Passenger train service that was shut down after Hurricane Katrina is expected to return to the Gulf Coast with Baton Rouge now along the route.

Monday, the Southern Rail Commission distributed $2.5 million in federal funds to design, build and improve train stations in Louisiana, Mississippi and Alabama. A quarter-million went to Baton Rouge to develop plans for a train station at the old Entergy campus near the corner of Government and 14th streets.

The goal is to revive the passenger route between Orlando and New Orleans, which already has lines that run to New York, Chicago and Los Angeles. There would be a separate spur for riders to commute between Baton Rouge and New Orleans.

In August, a majority of the East Baton Rouge Metro Council agreed to invest $250,000 of local matching funds for the new station on Government Street. Whatever of the combined $500,000 is left after the station is designed can be put toward construction, said Gwen Hamilton, head of the Redevelopment Authority, which owns the old Entergy site.

Between 1993 and 2005, Amtrak operated service between Los Angeles and Miami, with New Orleans serving as a major stop along the route. However, the line was plagued by delays and annual ridership dropped from a high of about 180,000 in 1994 to about 100,000 in 2004, according to a Southern Rail Commission report. After Hurricane Katrina devastated the region, Amtrak cut service on the route east of New Orleans.

Since then, Amtrak has addressed some of its internal issues, and because the new route wouldn't depend on trains coming from California and Texas, delays should be substantially mitigated, said Commission Chairman Greg White.

White said the train travel time on the route would be comparable to a car's drive time. A proposed timetable would see a train leaving New Orleans at 3:32 p.m. and arriving in Orlando in the eastern time zone at 11:30 the next morning.

Fares would be similar to those to Atlanta, the chairman said. Ticket prices vary widely based on amenities and restrictions, but a one-way ticket from New Orleans to Atlanta purchased a month in advance would currently cost $63, $79, $151 or $214.
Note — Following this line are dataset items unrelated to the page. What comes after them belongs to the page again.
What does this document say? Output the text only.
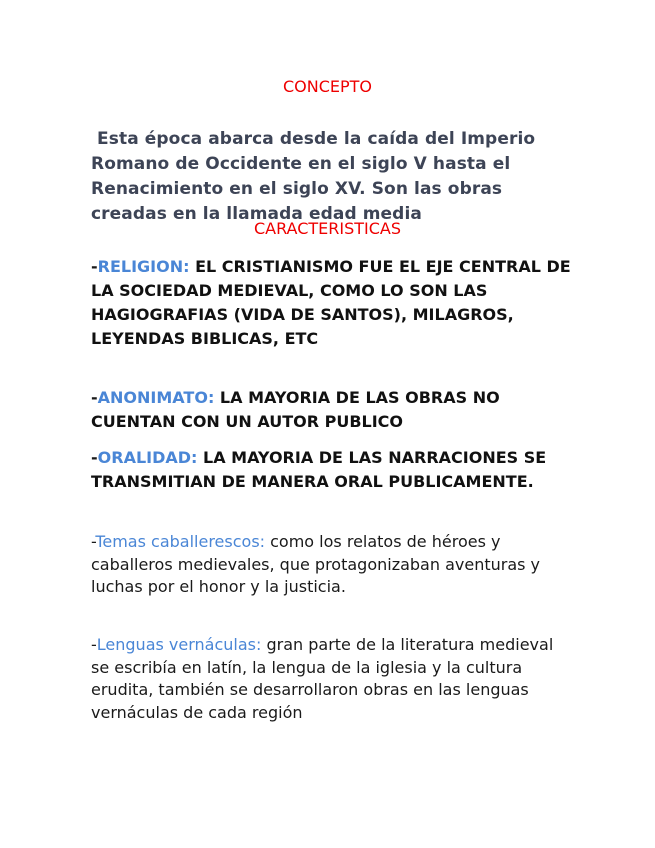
CONCEPTO

Esta época abarca desde la caída del Imperio Romano de Occidente en el siglo V hasta el Renacimiento en el siglo XV. Son las obras creadas en la llamada edad media

CARACTERISTICAS

-RELIGION: EL CRISTIANISMO FUE EL EJE CENTRAL DE LA SOCIEDAD MEDIEVAL, COMO LO SON LAS HAGIOGRAFIAS (VIDA DE SANTOS), MILAGROS, LEYENDAS BIBLICAS, ETC

-ANONIMATO: LA MAYORIA DE LAS OBRAS NO CUENTAN CON UN AUTOR PUBLICO

-ORALIDAD: LA MAYORIA DE LAS NARRACIONES SE TRANSMITIAN DE MANERA ORAL PUBLICAMENTE.

-Temas caballerescos: como los relatos de héroes y caballeros medievales, que protagonizaban aventuras y luchas por el honor y la justicia.

-Lenguas vernáculas: gran parte de la literatura medieval se escribía en latín, la lengua de la iglesia y la cultura erudita, también se desarrollaron obras en las lenguas vernáculas de cada región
Nevertheless, White said, the route would require a subsidy to operate, around the order of $9.5 million in its first year, though he is optimistic that advertising and sponsorship could drive the cost down, and that by the time the expense is spread across four states, no single entity would wind up paying too much.

The commuter train between Baton Rouge and New Orleans would cost about $10 per ticket one way, with a $6.8 million subsidy its first year. 

Authorities are waiting for a January report by the Federal Railroad Administration to determine when the Gulf Coast line can begin, but White believes it's reasonable to expect the train to start operations in the next 18 to 24 months, as the railroads are already laid and just need to start taking passenger cars.

The timeline for the commuter rail between Baton Rouge and New Orleans is less clear. John Spain, a leader at the Commission and the Baton Rouge Area Foundation, has said the first train could roll before Gov. John Bel Edwards's first term is up in 2020. A city-parish staffer told the Metro Council over the summer that it could take more than five years.

First, the city-parish will have to build the new station from the ground up. In addition to serving as a rail hub, authorities hope the new transit center would also provide stops for other forms of transportation, such as city buses or the proposed downtown-LSU tram. Hamilton hopes it could also catalyze commercial and office development in the area.

With the new grant money in hand, she expects to put the design project up for bid in January. Once contractors start sending in their plans, authorities will have a better idea how much the new station will cost, though the overall project, including improvements to bridges and crossings, has been estimated at slightly more than $260 million.